Discussion
Tocilizumab has been associated with both atypical and delayed presentations of infections.5 Atypical presentations of common conditions in patients on tocilizumab include case reports of pneumonia with absence of fever and disproportionately normal or mildly elevated biochemical markers.5 Delayed presentations of severe infection have also been reported in patients on tocilizumab, with case reports of disseminated Staphylococcus aureusbacteraemia associated with epidural abscess, polyarticular septic arthritis, and empyema.4 Other unusual presentations include re-activation of latent tuberculosis presenting as fulminant sepsis with splenic abscess two weeks after initiating tocilizumab.6 An increased risk of fungal co-infections and reports of invasive fungal disease have also been observed in patients after a single dose of tocilizumab for the management of COVID-19.7,8
We present a case of Staphylococcus aureus subcapsular splenic abscess and associated left-sided empyema in the setting of tocilizumab. Using “tocilizumab” and “splenic abscess” search terms on PubMed and Google Scholar, there was a single case report of splenic abscess in context of reactivated tuberculosis.6 There were no previously reported cases of non-mycobacterial splenic abscess associated with tocilizumab therapy, and hence this would be the first reported case to the best of our knowledge.

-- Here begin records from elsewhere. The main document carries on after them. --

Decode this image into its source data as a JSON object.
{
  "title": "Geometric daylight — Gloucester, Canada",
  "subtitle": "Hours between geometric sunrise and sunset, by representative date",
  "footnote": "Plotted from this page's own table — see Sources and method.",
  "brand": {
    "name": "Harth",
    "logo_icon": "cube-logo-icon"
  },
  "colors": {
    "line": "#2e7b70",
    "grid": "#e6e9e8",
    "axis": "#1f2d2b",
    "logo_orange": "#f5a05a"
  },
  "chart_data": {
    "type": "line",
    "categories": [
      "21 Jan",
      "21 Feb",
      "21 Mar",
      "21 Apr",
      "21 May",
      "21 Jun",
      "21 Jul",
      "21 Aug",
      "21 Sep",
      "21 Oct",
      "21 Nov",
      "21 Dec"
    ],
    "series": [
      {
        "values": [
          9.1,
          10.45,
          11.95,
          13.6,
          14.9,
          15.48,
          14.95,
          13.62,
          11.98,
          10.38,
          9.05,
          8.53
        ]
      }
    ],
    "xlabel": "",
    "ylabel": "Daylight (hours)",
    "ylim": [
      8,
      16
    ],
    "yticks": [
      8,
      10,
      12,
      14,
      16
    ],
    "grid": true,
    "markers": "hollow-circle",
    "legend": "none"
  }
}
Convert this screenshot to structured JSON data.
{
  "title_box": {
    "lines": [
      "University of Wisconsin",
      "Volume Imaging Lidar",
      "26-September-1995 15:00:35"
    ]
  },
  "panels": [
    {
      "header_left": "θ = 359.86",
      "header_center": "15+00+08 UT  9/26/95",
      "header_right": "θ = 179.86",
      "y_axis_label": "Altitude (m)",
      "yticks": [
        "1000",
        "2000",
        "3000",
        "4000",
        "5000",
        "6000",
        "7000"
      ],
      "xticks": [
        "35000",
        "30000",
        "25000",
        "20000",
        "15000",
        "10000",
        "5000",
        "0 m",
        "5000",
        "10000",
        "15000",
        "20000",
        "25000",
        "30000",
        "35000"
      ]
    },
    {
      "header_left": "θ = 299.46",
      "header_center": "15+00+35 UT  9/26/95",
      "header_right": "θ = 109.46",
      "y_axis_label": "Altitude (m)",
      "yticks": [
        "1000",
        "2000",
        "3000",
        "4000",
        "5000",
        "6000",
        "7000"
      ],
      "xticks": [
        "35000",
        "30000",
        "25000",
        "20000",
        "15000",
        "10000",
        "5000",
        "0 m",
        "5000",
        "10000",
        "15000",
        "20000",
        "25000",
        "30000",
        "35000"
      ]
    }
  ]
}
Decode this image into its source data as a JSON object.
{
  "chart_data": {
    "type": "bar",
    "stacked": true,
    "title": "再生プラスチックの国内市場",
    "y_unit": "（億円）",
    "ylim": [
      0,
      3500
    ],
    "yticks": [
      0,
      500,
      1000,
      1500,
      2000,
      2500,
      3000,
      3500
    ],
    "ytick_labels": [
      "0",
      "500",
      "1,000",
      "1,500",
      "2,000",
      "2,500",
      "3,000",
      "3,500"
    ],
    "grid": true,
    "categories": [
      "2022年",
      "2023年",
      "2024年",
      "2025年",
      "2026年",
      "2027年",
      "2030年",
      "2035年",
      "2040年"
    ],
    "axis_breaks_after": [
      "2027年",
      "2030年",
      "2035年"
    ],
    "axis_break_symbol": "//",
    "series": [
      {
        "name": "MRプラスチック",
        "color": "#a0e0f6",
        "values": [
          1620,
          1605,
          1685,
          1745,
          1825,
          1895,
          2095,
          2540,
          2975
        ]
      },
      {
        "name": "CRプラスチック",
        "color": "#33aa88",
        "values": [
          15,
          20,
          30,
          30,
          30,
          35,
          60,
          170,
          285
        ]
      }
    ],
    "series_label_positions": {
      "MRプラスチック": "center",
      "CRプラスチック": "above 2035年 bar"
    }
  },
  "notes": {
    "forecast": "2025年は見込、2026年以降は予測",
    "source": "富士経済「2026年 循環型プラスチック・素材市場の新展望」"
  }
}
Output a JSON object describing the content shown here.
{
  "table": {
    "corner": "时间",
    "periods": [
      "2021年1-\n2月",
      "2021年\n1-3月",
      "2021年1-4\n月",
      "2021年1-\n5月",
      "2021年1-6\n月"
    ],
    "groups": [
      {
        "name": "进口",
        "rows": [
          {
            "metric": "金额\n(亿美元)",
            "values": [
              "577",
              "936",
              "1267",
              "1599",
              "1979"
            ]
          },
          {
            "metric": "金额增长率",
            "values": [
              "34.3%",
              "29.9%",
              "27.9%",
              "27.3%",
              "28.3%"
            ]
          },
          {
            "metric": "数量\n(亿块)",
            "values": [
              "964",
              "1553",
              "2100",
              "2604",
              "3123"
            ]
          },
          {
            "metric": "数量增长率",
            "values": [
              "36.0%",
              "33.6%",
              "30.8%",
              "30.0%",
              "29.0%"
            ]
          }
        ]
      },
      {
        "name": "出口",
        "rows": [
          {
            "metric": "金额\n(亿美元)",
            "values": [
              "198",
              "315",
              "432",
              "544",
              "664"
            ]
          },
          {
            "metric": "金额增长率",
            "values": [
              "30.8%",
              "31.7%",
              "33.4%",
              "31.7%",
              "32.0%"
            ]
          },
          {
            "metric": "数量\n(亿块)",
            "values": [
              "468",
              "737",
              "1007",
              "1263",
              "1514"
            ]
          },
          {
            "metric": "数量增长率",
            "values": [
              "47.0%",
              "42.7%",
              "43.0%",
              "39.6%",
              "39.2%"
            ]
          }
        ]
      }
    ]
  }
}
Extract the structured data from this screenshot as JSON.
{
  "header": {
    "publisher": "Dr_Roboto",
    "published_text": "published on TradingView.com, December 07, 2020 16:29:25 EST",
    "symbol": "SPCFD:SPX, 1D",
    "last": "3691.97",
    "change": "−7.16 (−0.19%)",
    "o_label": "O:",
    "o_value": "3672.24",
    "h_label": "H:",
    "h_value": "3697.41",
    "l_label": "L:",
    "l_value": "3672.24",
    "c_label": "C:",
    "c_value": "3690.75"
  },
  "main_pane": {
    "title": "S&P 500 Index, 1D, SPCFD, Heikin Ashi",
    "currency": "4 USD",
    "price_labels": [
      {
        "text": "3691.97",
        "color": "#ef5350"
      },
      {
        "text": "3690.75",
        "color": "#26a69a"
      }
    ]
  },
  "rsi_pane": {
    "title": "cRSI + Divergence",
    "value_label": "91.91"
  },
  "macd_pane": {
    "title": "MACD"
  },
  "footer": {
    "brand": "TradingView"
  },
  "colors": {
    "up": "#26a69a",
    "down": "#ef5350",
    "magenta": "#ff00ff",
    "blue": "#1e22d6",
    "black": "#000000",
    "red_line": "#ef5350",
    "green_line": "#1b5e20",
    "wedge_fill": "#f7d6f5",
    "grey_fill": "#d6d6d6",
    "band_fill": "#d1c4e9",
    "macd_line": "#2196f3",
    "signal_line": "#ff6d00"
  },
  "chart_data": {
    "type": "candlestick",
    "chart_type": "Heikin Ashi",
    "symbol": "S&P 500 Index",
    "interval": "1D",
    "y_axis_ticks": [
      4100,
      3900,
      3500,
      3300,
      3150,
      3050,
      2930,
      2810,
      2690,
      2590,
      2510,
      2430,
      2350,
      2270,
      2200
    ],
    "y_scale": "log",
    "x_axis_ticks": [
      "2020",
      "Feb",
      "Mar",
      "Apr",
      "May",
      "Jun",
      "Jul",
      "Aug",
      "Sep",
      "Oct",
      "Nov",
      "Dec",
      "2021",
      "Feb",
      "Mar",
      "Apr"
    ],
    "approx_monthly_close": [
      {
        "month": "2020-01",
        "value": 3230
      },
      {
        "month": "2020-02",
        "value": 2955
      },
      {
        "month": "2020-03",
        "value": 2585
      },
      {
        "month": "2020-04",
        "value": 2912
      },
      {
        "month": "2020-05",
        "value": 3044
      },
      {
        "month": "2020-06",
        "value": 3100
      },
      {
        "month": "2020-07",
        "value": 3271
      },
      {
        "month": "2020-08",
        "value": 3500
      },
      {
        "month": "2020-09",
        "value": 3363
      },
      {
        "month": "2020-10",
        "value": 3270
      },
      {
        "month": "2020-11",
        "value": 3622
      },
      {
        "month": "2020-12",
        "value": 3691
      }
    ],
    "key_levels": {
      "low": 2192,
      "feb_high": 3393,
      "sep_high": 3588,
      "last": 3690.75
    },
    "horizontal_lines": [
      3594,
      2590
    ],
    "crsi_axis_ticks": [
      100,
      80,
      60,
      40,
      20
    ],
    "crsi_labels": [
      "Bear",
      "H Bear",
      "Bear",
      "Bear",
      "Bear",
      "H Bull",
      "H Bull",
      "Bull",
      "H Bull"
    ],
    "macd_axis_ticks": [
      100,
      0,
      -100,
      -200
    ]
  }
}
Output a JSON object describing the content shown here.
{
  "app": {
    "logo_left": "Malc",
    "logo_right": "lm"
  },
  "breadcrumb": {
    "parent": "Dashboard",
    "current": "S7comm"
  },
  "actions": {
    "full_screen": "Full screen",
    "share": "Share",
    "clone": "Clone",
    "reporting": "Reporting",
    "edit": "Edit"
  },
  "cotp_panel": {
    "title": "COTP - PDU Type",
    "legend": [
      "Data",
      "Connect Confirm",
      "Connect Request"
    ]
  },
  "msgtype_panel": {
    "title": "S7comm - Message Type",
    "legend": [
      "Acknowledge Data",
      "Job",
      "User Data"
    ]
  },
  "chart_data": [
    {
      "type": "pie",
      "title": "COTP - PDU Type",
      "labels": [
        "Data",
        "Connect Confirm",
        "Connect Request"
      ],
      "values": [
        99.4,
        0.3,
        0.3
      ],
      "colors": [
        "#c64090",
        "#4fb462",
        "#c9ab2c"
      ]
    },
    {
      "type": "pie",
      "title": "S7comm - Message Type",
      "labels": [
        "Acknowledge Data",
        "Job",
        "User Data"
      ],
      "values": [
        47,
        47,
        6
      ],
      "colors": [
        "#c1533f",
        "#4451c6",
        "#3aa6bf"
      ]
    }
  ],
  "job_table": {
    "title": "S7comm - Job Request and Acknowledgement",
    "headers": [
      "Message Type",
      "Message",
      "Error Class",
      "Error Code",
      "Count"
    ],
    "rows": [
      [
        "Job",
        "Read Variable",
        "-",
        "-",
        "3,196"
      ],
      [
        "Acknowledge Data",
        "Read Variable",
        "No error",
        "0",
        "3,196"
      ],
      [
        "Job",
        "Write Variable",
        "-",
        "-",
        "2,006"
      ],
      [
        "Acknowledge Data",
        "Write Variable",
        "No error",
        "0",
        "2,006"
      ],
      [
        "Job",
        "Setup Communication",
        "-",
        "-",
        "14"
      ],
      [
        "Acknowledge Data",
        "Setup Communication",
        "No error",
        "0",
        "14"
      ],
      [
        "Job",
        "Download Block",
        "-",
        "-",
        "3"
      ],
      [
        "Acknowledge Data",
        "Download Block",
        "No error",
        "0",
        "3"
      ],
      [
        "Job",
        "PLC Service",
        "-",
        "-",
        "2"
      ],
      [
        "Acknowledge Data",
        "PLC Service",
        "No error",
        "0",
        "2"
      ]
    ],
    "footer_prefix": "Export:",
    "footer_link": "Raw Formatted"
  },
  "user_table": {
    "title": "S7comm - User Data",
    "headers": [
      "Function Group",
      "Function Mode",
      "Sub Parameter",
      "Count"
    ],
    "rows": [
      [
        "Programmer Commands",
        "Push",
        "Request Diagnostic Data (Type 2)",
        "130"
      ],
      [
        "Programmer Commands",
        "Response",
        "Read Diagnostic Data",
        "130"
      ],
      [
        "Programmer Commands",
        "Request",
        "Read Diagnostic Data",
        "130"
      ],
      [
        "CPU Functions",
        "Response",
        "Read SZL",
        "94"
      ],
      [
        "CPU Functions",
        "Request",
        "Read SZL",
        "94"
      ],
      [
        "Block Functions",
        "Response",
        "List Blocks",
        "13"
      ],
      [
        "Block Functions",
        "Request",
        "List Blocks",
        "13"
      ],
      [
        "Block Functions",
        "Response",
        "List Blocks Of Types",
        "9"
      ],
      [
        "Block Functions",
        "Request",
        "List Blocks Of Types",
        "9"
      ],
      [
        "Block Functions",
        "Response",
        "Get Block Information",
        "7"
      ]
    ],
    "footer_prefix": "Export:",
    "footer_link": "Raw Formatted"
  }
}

In this clinical case, we hypothesise the formation of splenic abscess was by haematogenous seeding from transient but uncapturedStaphylococcus aureus bacteraemia in the context of antibiotic therapy suppression, with the recurrent Bartholin cyst infection being the likely primary source of infection. The left sided empyema/pleural effusion with biopsy-proven pleural infection, was likely a continuation of the adjacent splenic abscess Staphylococcus infection through the presence of otherwise clinically-insignificant congenital diaphragmatic defects,9 given the similar radiological appearance (Figure 1). While the rotational injury of the spine which prompted the patient’s presentation may have coincidentally caused concurrent musculoskeletal pain in her left upper quadrant and flank, it is likely to be a red herring in the setting of the splenic abscess being the more plausible cause for progressively worsening pain. The significant immunosuppressive regimen of leflunomide, methotrexate and tocilizumab likely contributed to the development of the atypical infection and delayed presentation, due to the patient having a markedly suppressed ability to mount an immune response and hence remaining relatively asymptomatic during the early stages of infection. However, we postulate that this atypical presentation was in particular due to the recent commencement of tocilizumab – given the patient had previously tolerated methotrexate and leflunomide for two years prior without developing significant infections.
This case emphasises the importance of considering infection as a differential diagnosis for common presentations such as suspected musculoskeletal pain in patients who are on tocilizumab. Additionally, given tocilizumab inhibits IL-6 mediated production of CRP,5 a normal CRP may be unreliable for excluding infection. Conversely, elevation in CRP in the setting of active tocilizumab therapy may be a marker of severe disseminated infection ­– as exemplified by the present case. As the availability and use of tocilizumab increases, it is increasingly important for clinicians to have a high index of suspicion for delayed presentations of unusual infections in patients on tocilizumab therapy, including those who present with otherwise common presentations such as suspected musculoskeletal pain.